Алам гордился собой. Уже несколько лет, как он добился положения младшего Крота, получил «синий фонарь» на Сентозе. Как пчела, он собирал свой нектар с музыкального фонтана – причуды властей, поставивших на острове конструкцию из поливальной машины и цветных прожекторов, ритмично меняющих окрас струй под музыку из репродукторов, – с «Эдельвейса», с музея морских моллюсков и раковин, с киосков, где торговали сувенирами и книгами, с пляжей и игровых площадок, монорельсовой дороги, автобусов, а теперь ещё и паромов, капитаны которых рассудили за благо не противиться рэкету.

Допив кофе и доев мороженое, Алам шагнул на стальную палубу парома «Морская драгоценность». Пахло соляркой, уютно урчал дизель, в раздраенные иллюминаторы влетал ветерок. Вдали, на стапелях верфи «Кеппел», сполохи сварки высвечивали куски ночи.

Пять минут ходу, вольная короткая прогулка по морю после долгого рабочего дня.

На сингапурской пристани Алам подумал, что разумнее с ночи пересчитать пачки с мелкими купюрами, переданными сборщиками «Бамбукового сада». Утром ждали заботы уже завтрашние… Он привычно шел по лабиринту хромированных перил, установленных так, чтобы в часы пик закручивать наседающую на паромы толпу в организованную спираль. И почему китайцы не соблюдают очередь и властям приходится загонять их в огороженные проходы?
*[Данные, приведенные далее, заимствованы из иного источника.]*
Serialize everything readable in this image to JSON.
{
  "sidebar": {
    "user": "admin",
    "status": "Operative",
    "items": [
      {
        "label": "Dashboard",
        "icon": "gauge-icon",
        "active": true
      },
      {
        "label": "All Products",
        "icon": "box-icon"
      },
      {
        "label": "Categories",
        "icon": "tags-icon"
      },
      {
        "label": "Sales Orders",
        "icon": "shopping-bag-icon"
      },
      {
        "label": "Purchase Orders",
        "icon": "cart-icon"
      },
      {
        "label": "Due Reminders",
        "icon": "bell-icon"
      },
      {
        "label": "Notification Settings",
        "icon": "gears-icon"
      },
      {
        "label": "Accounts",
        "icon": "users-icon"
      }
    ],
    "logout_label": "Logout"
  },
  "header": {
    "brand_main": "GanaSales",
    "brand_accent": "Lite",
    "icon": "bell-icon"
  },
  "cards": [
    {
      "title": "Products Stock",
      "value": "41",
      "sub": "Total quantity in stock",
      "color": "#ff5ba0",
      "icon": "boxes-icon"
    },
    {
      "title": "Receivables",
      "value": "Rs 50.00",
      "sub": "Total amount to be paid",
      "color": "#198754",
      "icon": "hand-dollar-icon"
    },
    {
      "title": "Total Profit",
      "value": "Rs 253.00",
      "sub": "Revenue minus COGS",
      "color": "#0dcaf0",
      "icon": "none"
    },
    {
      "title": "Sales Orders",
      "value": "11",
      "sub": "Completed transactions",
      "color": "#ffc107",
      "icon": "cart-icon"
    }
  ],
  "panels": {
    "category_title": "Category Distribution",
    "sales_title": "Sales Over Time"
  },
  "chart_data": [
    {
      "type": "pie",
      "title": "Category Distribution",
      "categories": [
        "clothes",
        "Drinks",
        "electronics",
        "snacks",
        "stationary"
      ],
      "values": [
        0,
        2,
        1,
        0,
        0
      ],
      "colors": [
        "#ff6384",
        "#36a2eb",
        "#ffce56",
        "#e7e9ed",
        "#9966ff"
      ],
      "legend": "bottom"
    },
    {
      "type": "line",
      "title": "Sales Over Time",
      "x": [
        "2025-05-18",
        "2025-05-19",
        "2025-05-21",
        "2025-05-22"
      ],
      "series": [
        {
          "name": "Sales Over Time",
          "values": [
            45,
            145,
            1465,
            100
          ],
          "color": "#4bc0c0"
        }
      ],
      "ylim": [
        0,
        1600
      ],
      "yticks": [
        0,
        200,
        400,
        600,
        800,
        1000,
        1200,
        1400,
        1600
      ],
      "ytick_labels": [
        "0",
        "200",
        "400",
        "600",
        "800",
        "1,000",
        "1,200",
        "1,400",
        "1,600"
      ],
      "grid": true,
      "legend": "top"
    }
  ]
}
С такими партнерами приходилось вырабатывать особую линию поведения. С партнерами, которые ставят алтари поклонения богам и предкам в супных, гаражах, банях и борделях, если это их бизнес. С партнерами, которые, поклоняясь богам и предкам, не возвеличивают их и не предаются покорно их воле, а просят и канючат изо дня в день – больше богатства, больше богатства… Вообще говоря, эту их просьбу Алам понимал. У эмигранта на чужбине – эмигранта даже в том случае, если твои предки явились сюда две сотни лет назад и ты не знаешь никакого иного языка, кроме местного, деньги, золото – это средство выжить и подчинить себе окружение.

Алам был правоверным мусульманином, и никакая другая религия не представлялась ему достойной. Однако, «синий фонарь» он получил в конфуцианской кумирне близ Северомостовой улицы и стал единственным некитайцем, удостоенным такого положения. Крот, ведавший церемонией посвящения, католик Чан да Суза, владелец круизной джонки, взяв Алама за руку, водил его по просторному двору храма. Пояснял: серый и черный цвета символизируют разруху и беду, зеленый – гармонию, желтый и золотистый величие и славу, оранжевый и красный – праздник и торжество. Чан сохранял в семье обычаи китайских предков, хотя посещал и церковь.

Раздвоенность в верованиях капитана джонки помогла Аламу преодолеть внутреннее отвращение к тому положению, в котором он оказался. Аллах должен был простить его. Ведь он прошел церемонию не ради веры, а ради денег…

Только деньги давали уважение в Сингапуре. Благодаря Аламу «Бамбуковый сад» распространил влияние на средний и мелкий бизнес в индийской общине на Офир-роуд. И разве сам Алам не уважаемый человек, если он видный участник полугодовых сходок обладателей «синих фонарей» и «треугольных флагов»?

Мойенулл Алам неторопливо шел к причалу Клиффорда, где держал сувенирный киоск. В нем торговал его старший сын. Сам Алам официально работал старшиной службы безопасности автостоянки «Банк де Пари».

Он подумал, что следовало бы сменить гирлянду стручков красного перца «чили» над витриной киоска. Плоды ссохлись и потеряли изначальный оттенок. А теперь, как заметил Алам, стручки оказались ещё и завешанными связками кожаных и пластиковых футляров для фотокамер, свисавших с крючков, ввинченных в потолок. Сын считал: чем больше выставлено товару, тем выше престиж. Что ж, пусть так. Но и защиту от дурного глаза следовало бы обновить и сделать заметнее…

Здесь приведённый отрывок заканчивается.